Accuracy: ≥85% of explanations are technically correct
Latency: ≤3 seconds for 95th percentile response time

Note that it might not be feasible to define a threshold for novel metrics. This particularly applies to domain-specific metrics. In general, we rely on user expectations to define thresholds for acceptable performance. In some cases we’ll know what users will expect before releasing a feature and can define thresholds accordingly. In other cases we’ll need to wait until we get feedback before we know what threshold to set.

Design evaluations

When designing an evaluation, you define how you’ll measure the target AI feature or component performance against acceptance criteria. This involves choosing the right evaluators. Evaluators are functions that score the target AI performance on specific metrics. Designing evaluations can also involve creating scenarios that test the target AI feature or component under realistic conditions. You can implement different scenarios as distinct categories of dataset examples, or as variations in how the evaluation invokes the target AI feature or component.
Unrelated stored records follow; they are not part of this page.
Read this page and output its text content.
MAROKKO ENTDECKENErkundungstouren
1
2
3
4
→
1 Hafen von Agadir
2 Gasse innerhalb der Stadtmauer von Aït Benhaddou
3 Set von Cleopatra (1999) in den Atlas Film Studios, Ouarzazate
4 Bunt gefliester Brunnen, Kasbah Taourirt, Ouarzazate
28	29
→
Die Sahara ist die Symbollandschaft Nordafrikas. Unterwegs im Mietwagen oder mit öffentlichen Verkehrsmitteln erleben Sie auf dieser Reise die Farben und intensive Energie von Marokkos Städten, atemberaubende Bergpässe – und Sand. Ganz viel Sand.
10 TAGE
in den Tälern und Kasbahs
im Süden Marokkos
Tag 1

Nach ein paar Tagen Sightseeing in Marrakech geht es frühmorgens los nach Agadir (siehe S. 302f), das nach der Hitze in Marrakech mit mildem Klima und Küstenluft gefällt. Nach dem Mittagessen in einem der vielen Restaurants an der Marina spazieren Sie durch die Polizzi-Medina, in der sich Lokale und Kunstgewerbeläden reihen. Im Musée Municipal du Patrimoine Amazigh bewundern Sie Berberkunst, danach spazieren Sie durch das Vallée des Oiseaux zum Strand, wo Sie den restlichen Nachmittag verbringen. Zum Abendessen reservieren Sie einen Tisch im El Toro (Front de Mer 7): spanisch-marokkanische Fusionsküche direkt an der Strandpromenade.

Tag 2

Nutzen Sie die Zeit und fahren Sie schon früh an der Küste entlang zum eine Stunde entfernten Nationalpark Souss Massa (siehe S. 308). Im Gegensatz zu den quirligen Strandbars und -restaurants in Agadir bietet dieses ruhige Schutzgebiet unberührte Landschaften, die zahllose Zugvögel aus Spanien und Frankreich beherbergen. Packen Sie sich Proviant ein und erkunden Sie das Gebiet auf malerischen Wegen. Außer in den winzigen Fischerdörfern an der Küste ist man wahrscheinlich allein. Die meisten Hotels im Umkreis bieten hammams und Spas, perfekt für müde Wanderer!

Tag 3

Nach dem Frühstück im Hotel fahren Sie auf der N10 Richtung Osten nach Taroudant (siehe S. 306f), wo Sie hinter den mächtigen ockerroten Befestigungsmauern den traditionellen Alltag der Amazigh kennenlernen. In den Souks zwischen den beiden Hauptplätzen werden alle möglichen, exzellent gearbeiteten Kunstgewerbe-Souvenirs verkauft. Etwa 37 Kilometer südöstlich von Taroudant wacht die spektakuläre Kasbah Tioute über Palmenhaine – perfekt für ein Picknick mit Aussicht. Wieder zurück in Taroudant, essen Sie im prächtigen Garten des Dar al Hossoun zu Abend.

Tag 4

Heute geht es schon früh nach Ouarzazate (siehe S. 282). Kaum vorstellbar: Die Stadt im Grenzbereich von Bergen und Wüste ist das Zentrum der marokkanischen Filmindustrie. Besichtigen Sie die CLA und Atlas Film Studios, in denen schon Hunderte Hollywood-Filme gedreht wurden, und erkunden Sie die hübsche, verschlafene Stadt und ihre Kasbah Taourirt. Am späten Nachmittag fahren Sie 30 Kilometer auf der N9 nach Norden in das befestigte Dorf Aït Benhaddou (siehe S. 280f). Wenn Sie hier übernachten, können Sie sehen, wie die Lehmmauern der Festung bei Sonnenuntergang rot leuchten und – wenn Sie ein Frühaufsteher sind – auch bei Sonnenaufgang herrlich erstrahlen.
Scenarios to consider include:

Baseline comparisons: Compare new models or prompts against a baseline to determine improvements.
Side-by-side evaluations: Compare different models, prompts, or configurations directly against each other.
Custom evaluators: Implement custom evaluation functions to test specific aspects of AI performance relevant to your application’s needs.
Dataset sampling: Sample different subsets of the dataset that focus on different aspects of the target.

Create a dataset

A well-structured dataset enables consistent testing and validation of an AI system or component across different scenarios and use cases.

For an overview of working with datasets in the CEF and LangSmith, see the dataset management documentation.

For more detailed information on creating and preparing datasets for evaluation, see our dataset creation guidelines and instructions for uploading datasets to LangSmith.

Synthetic prompt evaluation dataset generator

If you are evaluating a prompt, a quick way to get started is to use our dataset generator. It generates a synthetic evaluation dataset directly from an AI Gateway prompt definition. You can watch a quick demonstration.

Execute evaluations

When an evaluation is executed, the CEF invokes the target AI feature or component at least once for each input example in the evaluation dataset. The framework then invokes evaluators to score the AI output, and provides you with the results of the evaluation.

In merge requests

Evaluation Runner can be used to run an evaluation in a CI pipeline in a merge request. It spins up a new GDK instance on a remote environment, runs an evaluation using the CEF, and reports the results in the CI job log. See the guide for how to use evaluation runner.

On your local machine

See the step-by-step guide for conducting evaluations using the CEF.

Analyze results

The CEF uses LangSmith to store and analyze evaluation results. See the LangSmith guide for how to analyze an experiment.

For guidance regarding specific features, see the Analyze Results section of the feature-specific documentation for running evaluations locally. You can also find some information about interpreting evaluation metrics in the GitLab Duo Chat evaluation documentation.

Please note that we’re updating the documentation on executing and interpreting the results of existing evaluation pipelines (see #671).

Iterate and refine

Similar to the AI feature development process, iterating on evaluation means returning to previous steps as indicated by the evaluation results. Prompt engineering is key to this step. However, it might also involve adding examples to the dataset, editing existing examples, adjusting the design of the evaluations, or reviewing and revising the metrics and success criteria.

Additional resources

AI evaluation tooling: The group containing AI evaluation tooling used at GitLab.
LangSmith Evaluations YouTube playlist: Deep dive on evaluation with LangSmith.
LangSmith Evaluation Cookbook: Contains various evaluation scenarios and examples.
LangSmith How To Guides: Contains various how to walkthroughs.
GitLab Duo Chat Documentation: Comprehensive guide on setting up and using LangSmith for chat evaluations.
Prompt and AI Feature Evaluation Setup and Workflow: Details on the overall workflow and setup for evaluations.